Payton has been sitting on her couch for the last hour––possibly longer, but that’s how long I’ve been observing––and she hasn’t moved. She’s just staring off into space with an utterly dejected look on her face.

I want to ask her what’s wrong. Ask who I need to bury for making her look that way.

But I can’t do that.

Because she can’t know that I’m here. Watching.

If King could see me now, huddled up in an unoccupied apartment across the street from Payton’s place, using binoculars to soak in every detail of her life, he’d laugh his fucking ass off.

But there’s just something about this woman that I can’t shake.

I know it’s insane. Certifiably psychotic. But considering I’ve probably killed more people than I’ve fucked, I’m not really concerned about the state of my mental health anymore.

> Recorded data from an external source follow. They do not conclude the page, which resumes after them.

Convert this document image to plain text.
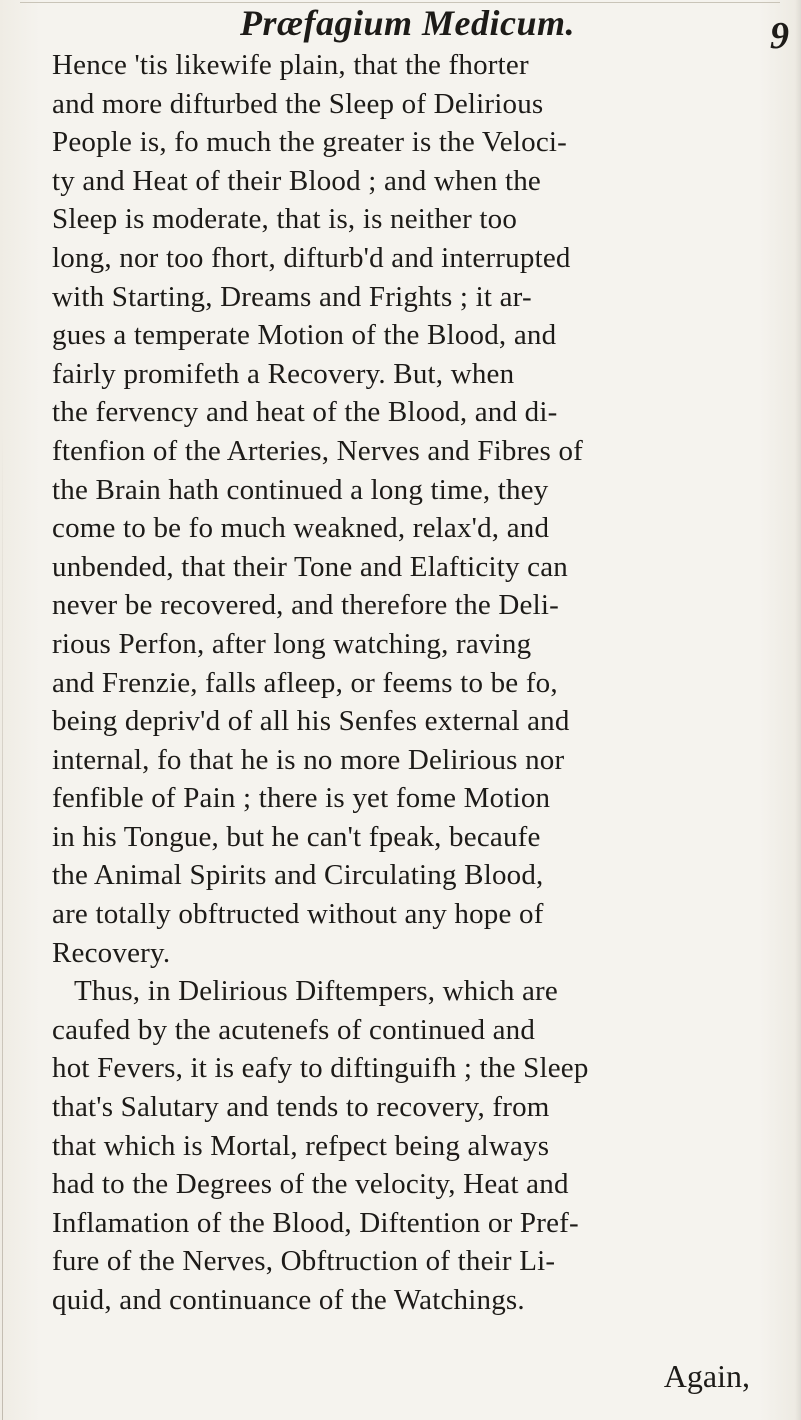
Præfagium Medicum.	9
Hence 'tis likewife plain, that the fhorter
and more difturbed the Sleep of Delirious
People is, fo much the greater is the Veloci-
ty and Heat of their Blood ; and when the
Sleep is moderate, that is, is neither too
long, nor too fhort, difturb'd and interrupted
with Starting, Dreams and Frights ; it ar-
gues a temperate Motion of the Blood, and
fairly promifeth a Recovery. But, when
the fervency and heat of the Blood, and di-
ftenfion of the Arteries, Nerves and Fibres of
the Brain hath continued a long time, they
come to be fo much weakned, relax'd, and
unbended, that their Tone and Elafticity can
never be recovered, and therefore the Deli-
rious Perfon, after long watching, raving
and Frenzie, falls afleep, or feems to be fo,
being depriv'd of all his Senfes external and
internal, fo that he is no more Delirious nor
fenfible of Pain ; there is yet fome Motion
in his Tongue, but he can't fpeak, becaufe
the Animal Spirits and Circulating Blood,
are totally obftructed without any hope of
Recovery.
Thus, in Delirious Diftempers, which are
caufed by the acutenefs of continued and
hot Fevers, it is eafy to diftinguifh ; the Sleep
that's Salutary and tends to recovery, from
that which is Mortal, refpect being always
had to the Degrees of the velocity, Heat and
Inflamation of the Blood, Diftention or Pref-
fure of the Nerves, Obftruction of their Li-
quid, and continuance of the Watchings.
Again,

She moves, and I focus my gaze to watch as she brushes the backs of her hands over her cheeks.

My fingers tighten around the binoculars. “Who made you cry?”

It’s her air of innocence. That’s what gets me. What draws me to her.

It doesn’t even make sense. Not after what King pulled up about her past. About all the ER visits. The stitches. The fractured bones. With everything she’s been through, she shouldn’t feel so… precious.

The plastic pops with a crack under my grip.

You need to leave her alone. Knowing you will only cause her more pain.

I’ve told myself this same thing, time and time again.

I can only offer her danger and heartache. There’s nothing safe about knowing me. No matter how much I wish it were different.

Slowly, I lower my hands. The magnified view of my obsession slipping away.

My eyes stay on her, but I’ve lost her features. Her sorrowful eyes now hidden by distance.